2. Send the Document to CRA
After allotment of Permanent Retirement Account Number, a subscriber can use one of the following options:
Option 1 – eSign
For Tier I accounts generated through Aadhaar, you need to eSign the document through the below mentioned steps:
- Select ‘eSign’ option in the eSign/Print & Courier page
- OTP for authentication will be sent to your mobile number, as registered with the Aadhaar. After successful Authentication of Aadhaar, Registration form is eSigned.
- As the document is eSigned, you need not to send the form to CRA.
- eSign charge is Rs 5 plus service tax.
Option 2 – Print and Courier
- Select ‘Print & Courier’ option in the eSign/Print & Courier page.
- You need to take a printout of the form, paste your photograph (do not stapled or clipped) & affix signature (do not sign across the photograph).
- You should put your sign on the block, as provided for signature.
- You need to send the form within 90 days from the date of allotment of PRAN to CRA, else your PRAN will be ‘frozen’ temporarily.
3. Processing of Subsequent Contribution
All existing subscribers have the flexibility to contribute in Tier I & Tier II account via ‘eNPS’. For making the contribution online, you need to
- Have an active Tier I and/or Tier II account.

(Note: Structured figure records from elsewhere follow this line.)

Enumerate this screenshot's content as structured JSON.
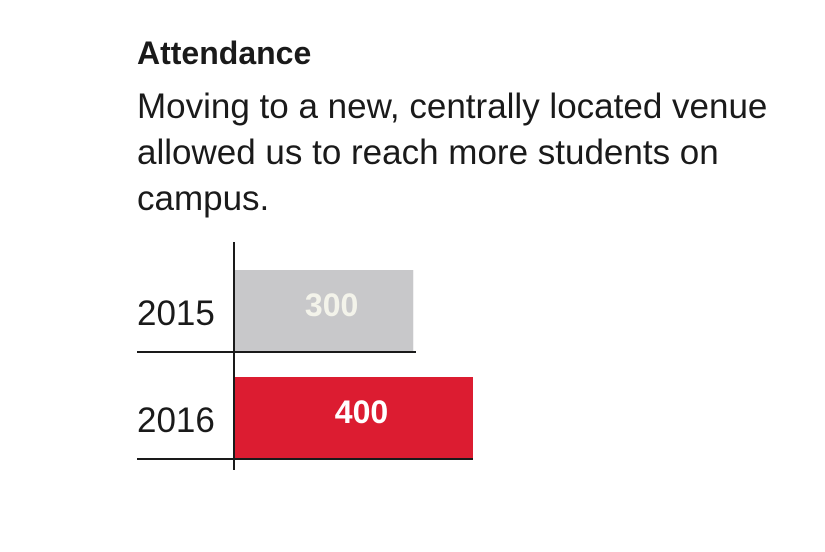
{
  "colors": {
    "bar_2015": "#c8c8ca",
    "bar_2016": "#dc1c31",
    "label_2015": "#f3f3ea",
    "label_2016": "#ffffff",
    "axis": "#1a1a1a"
  },
  "chart_data": {
    "type": "bar",
    "orientation": "horizontal",
    "title": "Attendance",
    "subtitle": "Moving to a new, centrally located venue allowed us to reach more students on campus.",
    "categories": [
      "2015",
      "2016"
    ],
    "values": [
      300,
      400
    ],
    "data_labels": [
      "300",
      "400"
    ],
    "xlabel": "",
    "ylabel": "",
    "xlim": [
      0,
      400
    ],
    "grid": false
  }
}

- Authenticate your PRAN through the One Time Password sent to your registered mobile number.
- Make payment through your Internet Banking option or Debit/Credit card.
- POP Service Charges are applicable @ 0.05% (minimum of Rs 5 and maximum of Rs 5,000 per transaction) on the contribution amount. This service charge is not levied on subscribers registered in eNPS through Aadhaar.

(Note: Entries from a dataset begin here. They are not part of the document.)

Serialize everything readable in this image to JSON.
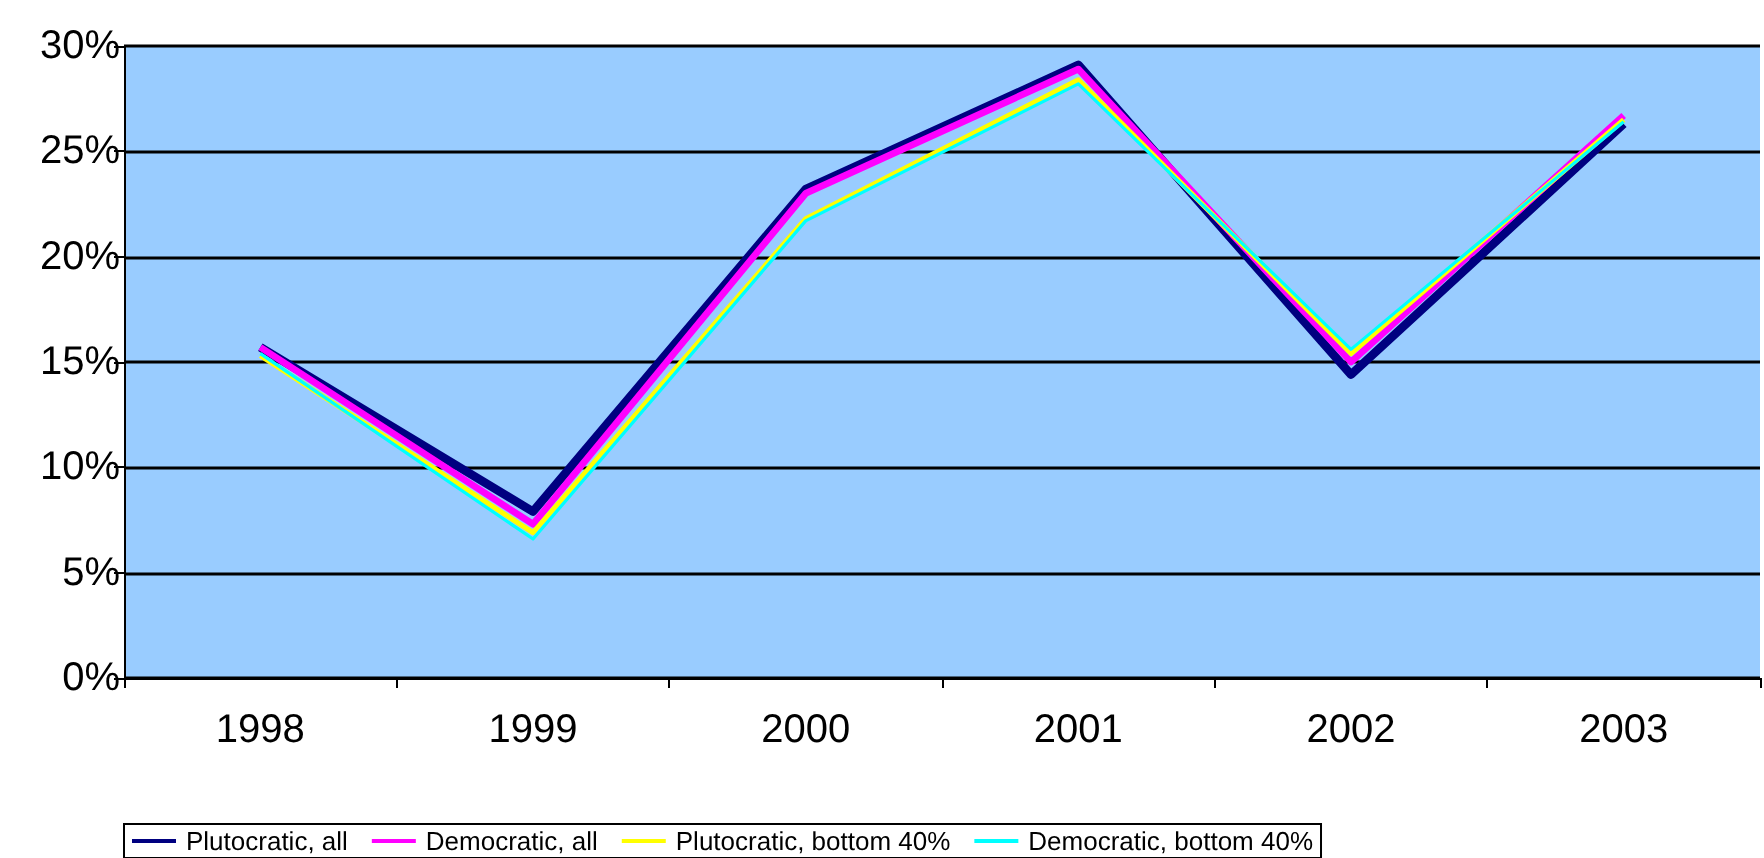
{
  "chart_data": {
    "type": "line",
    "categories": [
      "1998",
      "1999",
      "2000",
      "2001",
      "2002",
      "2003"
    ],
    "series": [
      {
        "name": "Plutocratic, all",
        "color": "#000080",
        "values": [
          15.7,
          7.9,
          23.2,
          29.1,
          14.4,
          26.3
        ]
      },
      {
        "name": "Democratic, all",
        "color": "#ff00ff",
        "values": [
          15.7,
          7.3,
          23.0,
          28.9,
          15.0,
          26.7
        ]
      },
      {
        "name": "Plutocratic, bottom 40%",
        "color": "#ffff00",
        "values": [
          15.3,
          6.9,
          21.8,
          28.4,
          15.4,
          26.5
        ]
      },
      {
        "name": "Democratic, bottom 40%",
        "color": "#00ffff",
        "values": [
          15.4,
          6.6,
          21.7,
          28.2,
          15.6,
          26.4
        ]
      }
    ],
    "ylim": [
      0,
      30
    ],
    "yticks": [
      {
        "value": 0,
        "label": "0%"
      },
      {
        "value": 5,
        "label": "5%"
      },
      {
        "value": 10,
        "label": "10%"
      },
      {
        "value": 15,
        "label": "15%"
      },
      {
        "value": 20,
        "label": "20%"
      },
      {
        "value": 25,
        "label": "25%"
      },
      {
        "value": 30,
        "label": "30%"
      }
    ],
    "grid": "y",
    "legend": "bottom",
    "marker": "none",
    "line_style": "solid"
  }
}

The retirement benefits of the new pension scheme are way better than the earlier one which provides huge financial security to the employees. From equal contribution by the government to the investment schemes, everything in this new employee pension scheme is in favor of the employees and his or her family. The new one is completely based on the returns that the annuity generates for the retiree per month.
You only need to choose the scheme to invest your funds and just be ready to enjoy your golden years post retirement.